An inferno at a three-story clothing store in the southern Philippines early Wednesday killed 17 employees, all women who were sleeping on the top floor, police said.
Three women managed to dash out of a burning room and groped their way down three floors in darkness but found that the main steel door in the building in downtown Butuan city was locked, police investigator Jonathan Basil said.
Bystanders used a hydraulic car jack to pry open the gate and pulled the three screaming women out from the burning lobby, Basil said.
“The women kept on pounding the hot steel gate while yelling for help,” Basil told The Associated Press by telephone, adding that the employee who kept the door key perished in the room upstairs.
Mylene Tulo, one of three who escaped, said she woke up as the fire spread rapidly in the third-floor room where they slept. She managed to dash out with two colleagues. All three sustained minor burns on their arms.
“We wanted to rouse others from sleep, but the fire was already too strong,” a stunned Tulo said.
Investigators were trying to determine what sparked the fire, which broke out at 3:55 a.m. and raged for five hours, city police chief Pedro Obaldo said.

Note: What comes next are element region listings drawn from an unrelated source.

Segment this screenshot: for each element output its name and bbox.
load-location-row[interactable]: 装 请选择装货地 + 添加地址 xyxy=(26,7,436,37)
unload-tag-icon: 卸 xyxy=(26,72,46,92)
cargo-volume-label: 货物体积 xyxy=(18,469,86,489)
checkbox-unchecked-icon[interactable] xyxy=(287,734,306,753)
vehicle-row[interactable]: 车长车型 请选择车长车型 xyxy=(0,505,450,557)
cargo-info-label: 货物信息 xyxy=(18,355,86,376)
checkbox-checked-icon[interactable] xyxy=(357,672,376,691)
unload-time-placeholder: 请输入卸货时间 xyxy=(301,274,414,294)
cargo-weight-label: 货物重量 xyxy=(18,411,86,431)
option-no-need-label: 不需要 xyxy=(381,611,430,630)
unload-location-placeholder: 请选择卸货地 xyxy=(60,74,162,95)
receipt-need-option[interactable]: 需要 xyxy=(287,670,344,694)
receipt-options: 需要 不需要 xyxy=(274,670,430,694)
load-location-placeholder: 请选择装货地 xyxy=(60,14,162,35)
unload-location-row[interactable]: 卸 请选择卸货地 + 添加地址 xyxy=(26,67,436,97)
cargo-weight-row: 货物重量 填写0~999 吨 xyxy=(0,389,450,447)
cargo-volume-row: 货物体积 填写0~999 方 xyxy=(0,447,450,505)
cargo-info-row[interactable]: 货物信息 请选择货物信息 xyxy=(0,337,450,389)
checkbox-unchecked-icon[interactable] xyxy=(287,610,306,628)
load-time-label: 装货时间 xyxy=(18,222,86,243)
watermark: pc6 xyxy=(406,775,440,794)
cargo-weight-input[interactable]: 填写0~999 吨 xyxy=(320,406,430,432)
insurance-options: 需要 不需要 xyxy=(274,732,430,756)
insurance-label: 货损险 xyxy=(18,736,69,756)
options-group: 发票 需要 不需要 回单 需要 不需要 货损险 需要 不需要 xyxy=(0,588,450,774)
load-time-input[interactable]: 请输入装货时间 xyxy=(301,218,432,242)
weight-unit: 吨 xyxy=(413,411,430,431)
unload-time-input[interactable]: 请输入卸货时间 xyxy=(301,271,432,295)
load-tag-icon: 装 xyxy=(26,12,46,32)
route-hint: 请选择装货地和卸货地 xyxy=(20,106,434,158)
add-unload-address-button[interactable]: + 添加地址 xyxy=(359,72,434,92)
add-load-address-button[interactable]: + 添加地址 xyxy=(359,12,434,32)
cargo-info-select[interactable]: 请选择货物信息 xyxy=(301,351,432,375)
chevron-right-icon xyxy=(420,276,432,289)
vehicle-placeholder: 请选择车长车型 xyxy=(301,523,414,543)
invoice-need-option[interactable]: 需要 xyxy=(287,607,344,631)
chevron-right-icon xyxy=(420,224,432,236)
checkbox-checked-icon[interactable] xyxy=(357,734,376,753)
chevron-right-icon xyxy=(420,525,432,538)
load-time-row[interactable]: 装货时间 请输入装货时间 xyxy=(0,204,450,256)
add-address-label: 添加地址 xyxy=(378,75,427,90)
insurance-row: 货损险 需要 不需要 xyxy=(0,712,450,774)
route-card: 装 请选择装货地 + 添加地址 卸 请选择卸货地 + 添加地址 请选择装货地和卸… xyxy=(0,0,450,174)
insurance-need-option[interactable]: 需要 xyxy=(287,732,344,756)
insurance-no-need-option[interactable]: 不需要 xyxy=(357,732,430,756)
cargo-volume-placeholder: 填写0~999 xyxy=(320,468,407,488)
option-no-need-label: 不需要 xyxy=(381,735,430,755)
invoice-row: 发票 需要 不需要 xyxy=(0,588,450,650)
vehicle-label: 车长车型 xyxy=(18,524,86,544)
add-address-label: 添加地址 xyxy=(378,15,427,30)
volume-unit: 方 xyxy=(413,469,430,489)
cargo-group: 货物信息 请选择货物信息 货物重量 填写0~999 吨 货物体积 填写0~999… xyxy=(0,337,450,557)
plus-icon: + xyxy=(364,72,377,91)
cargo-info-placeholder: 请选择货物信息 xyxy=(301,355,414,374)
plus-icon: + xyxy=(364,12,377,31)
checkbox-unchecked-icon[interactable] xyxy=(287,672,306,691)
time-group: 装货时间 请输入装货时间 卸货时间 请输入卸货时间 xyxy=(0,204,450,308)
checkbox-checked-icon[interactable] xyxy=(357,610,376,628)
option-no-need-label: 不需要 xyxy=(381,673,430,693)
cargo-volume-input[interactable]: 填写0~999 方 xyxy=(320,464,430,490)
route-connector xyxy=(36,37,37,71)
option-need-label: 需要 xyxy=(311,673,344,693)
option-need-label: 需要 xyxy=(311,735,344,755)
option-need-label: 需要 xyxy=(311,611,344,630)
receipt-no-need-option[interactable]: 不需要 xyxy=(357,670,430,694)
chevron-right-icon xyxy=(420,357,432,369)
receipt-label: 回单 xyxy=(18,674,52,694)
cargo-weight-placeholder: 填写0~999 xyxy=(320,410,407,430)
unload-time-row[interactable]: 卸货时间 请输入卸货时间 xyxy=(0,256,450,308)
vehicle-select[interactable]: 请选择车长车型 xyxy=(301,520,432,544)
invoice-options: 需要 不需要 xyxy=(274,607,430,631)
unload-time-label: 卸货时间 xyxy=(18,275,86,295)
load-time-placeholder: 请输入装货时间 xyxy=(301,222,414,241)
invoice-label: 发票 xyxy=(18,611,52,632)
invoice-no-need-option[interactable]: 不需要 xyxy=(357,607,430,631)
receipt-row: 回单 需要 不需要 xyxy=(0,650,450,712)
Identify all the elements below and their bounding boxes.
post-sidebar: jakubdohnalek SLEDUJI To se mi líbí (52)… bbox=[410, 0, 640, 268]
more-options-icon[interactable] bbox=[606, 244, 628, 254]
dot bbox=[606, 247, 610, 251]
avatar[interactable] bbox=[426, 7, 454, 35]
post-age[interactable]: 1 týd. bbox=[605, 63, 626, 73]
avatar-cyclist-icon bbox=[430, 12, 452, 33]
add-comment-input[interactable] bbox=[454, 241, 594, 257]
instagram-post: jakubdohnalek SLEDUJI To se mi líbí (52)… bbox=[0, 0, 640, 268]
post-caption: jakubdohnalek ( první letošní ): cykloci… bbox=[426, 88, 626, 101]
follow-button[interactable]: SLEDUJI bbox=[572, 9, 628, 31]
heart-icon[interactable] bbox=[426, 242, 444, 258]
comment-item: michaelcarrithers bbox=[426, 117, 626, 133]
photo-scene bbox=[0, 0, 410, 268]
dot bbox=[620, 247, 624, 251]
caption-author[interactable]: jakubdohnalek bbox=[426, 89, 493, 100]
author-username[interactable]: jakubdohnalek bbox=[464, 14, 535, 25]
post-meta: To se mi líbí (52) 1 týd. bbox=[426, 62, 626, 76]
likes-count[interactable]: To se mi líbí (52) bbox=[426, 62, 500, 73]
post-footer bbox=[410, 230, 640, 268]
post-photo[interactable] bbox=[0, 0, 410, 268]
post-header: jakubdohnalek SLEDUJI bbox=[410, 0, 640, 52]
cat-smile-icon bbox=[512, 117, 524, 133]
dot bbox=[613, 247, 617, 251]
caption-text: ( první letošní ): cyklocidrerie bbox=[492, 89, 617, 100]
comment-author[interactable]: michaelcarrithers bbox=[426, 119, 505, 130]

Many stores in the Philippines allow their employees to sleep over, especially those from faraway homes.
Relatives and friends failed to identify any of the 17 badly burned bodies at a funeral home and were asked to bring dental records or anything that could help authorities establish the identities of the dead.
The building in Agusan del Norte province in the southern Mindanao region was a theater before being turned into a commercial center with several stores, including the Novo Jeans and Shirts, where the victims died.
A lack of firefighting equipment and personnel coupled with safety violations has resulted in major fire disasters in the Philippines, especially in shantytowns. Butuan is a city of more than 300,000 about 790 kilometers (500 miles) southeast of Manila.